Ministry mulls options at taming rising cost of food

potatoes

A trader arranges piles of potatoes in Nairobi on October 18, 2020. 

Photo credit: Lucy Wanjiru | Nation Media Group

What you need to know:

  • The price of basic commodities like sugar, milk, wheat flour and bread have been on an upward trend in the last few weeks.
  •  The government has been using stocks stored at the Strategic Food Reserve as an intervention to stem high prices of flour by selling it to millers at subsidised price.

The government is monitoring the current food price increases and will intervene if they go beyond the reach of ordinary Kenyans, Agriculture Cabinet Secretary Peter Munya has said.

 While they expect the price of items such as maize to go up in coming days, the CS said last week, there is need to strike a balance between the interests of farmers and those of consumers.

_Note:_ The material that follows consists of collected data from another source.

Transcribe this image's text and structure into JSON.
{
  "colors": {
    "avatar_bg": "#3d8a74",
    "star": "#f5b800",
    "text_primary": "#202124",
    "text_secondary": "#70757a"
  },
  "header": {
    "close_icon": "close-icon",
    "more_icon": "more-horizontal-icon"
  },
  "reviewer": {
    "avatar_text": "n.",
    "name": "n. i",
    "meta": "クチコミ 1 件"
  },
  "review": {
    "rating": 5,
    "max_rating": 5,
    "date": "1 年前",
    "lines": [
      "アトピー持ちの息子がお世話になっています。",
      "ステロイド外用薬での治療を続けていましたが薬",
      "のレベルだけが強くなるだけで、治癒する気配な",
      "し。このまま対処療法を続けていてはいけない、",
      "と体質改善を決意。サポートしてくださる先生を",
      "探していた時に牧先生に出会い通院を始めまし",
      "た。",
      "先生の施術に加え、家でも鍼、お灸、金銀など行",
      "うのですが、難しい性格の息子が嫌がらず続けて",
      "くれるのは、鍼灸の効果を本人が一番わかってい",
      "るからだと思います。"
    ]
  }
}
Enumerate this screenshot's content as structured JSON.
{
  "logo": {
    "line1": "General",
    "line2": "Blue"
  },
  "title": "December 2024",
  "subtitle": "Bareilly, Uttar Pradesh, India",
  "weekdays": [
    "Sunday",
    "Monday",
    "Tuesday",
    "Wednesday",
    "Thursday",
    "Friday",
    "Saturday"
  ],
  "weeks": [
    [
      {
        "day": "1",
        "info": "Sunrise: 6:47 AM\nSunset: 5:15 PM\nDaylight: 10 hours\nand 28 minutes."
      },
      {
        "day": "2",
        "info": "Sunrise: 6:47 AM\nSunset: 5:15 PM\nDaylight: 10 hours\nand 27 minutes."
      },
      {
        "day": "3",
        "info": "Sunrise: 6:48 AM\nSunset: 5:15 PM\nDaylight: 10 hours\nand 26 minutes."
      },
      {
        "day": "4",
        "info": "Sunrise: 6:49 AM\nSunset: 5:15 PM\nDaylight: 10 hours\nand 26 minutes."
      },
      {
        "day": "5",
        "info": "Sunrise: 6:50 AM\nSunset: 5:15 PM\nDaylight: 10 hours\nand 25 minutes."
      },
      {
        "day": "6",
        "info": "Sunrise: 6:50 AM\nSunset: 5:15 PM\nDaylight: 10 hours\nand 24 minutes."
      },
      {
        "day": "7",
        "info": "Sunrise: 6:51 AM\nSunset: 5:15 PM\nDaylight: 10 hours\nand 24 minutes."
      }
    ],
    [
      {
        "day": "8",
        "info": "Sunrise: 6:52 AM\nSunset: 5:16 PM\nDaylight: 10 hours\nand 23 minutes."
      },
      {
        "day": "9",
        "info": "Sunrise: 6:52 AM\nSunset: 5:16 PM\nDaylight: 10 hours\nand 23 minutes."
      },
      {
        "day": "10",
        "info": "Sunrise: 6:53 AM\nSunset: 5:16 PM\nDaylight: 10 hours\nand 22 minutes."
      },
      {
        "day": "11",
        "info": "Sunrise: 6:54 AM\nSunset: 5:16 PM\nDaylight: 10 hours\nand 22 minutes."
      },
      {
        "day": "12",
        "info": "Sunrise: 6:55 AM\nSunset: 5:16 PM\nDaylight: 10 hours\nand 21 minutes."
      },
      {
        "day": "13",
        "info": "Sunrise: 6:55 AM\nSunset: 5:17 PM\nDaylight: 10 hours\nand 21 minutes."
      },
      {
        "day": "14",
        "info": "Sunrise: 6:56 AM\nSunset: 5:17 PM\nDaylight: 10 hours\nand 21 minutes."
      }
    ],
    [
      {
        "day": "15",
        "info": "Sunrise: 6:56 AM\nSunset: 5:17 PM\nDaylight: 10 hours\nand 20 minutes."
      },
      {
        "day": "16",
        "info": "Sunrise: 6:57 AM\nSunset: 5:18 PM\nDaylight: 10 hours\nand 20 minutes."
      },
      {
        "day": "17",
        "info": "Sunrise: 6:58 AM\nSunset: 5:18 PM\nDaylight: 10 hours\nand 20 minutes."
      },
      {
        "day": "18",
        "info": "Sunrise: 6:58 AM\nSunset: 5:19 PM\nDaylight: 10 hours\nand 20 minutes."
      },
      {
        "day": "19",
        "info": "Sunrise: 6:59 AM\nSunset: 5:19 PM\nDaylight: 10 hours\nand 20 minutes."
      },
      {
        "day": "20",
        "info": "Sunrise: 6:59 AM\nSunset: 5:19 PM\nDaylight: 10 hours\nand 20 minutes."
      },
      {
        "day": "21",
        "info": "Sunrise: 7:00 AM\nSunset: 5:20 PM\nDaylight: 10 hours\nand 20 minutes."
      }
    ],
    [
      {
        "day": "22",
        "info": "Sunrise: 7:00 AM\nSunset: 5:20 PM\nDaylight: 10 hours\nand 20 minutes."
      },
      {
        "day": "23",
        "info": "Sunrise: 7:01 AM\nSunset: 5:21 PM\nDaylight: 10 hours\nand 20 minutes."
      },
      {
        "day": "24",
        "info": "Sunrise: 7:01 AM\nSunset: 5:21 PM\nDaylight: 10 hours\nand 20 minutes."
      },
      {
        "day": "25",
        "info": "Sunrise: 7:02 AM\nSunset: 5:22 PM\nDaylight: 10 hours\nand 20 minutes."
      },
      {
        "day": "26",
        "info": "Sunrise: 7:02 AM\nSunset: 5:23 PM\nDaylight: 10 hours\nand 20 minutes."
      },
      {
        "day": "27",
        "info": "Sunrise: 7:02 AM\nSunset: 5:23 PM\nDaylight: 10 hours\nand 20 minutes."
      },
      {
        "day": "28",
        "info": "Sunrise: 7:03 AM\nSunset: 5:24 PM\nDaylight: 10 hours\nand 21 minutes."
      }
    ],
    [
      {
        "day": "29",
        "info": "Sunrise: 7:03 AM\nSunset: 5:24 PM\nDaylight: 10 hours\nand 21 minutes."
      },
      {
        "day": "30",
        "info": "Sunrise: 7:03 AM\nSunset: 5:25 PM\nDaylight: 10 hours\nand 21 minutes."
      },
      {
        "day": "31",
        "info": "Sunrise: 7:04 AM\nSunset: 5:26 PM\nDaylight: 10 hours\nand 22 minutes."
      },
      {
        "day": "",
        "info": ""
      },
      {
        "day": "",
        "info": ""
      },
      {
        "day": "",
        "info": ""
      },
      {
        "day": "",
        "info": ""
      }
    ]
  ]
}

The price of basic commodities like sugar, milk, wheat flour and bread have been on an upward trend in the last few weeks, sparking fears of shooting the cost of living through the ceiling.

“We’re predicting prices to go up depending on availability and we shall continue monitoring the situation and if need be come up with the best intervention,” the CS said.

The biggest challenge, Mr Munya said, is to maintain favourable prices for each party. Whereas farmers need good prices for their produce, he said, consumers, too, ask for prices that are pocket-friendly.

Selling to millers

He said the country has not experienced high prices of maize flour so far as the cost has remained low at Sh100 for a two-kilogramme packet compared with last year’s Sh120 for the same quantity.

 The government has been using stocks stored at the Strategic Food Reserve (SFR) as an intervention to stem high prices of flour by selling it to millers at subsidised price.

However, there are currently no stocks of the staple at SFR after it failed to purchase the grain last year.

Millers have also warned of a looming price increase of maize flour following a recent jump in that of the cereal that has now hit Sh2,700 for a 90-kilogramme bag, up from Sh1,800 in October.

Essential commodities

Last year, Mr Munya said the government would resort to price controls to tame traders taking advantage of the coronavirus crisis to exploit consumers. He will need to invoke the Price Control Act to do so, he said.

Then President Kibaki endorsed this law in 2011, allowing Kenya to return to price controls of any essential commodity, after they were abandoned in the 1990s in favour of economic liberalisation.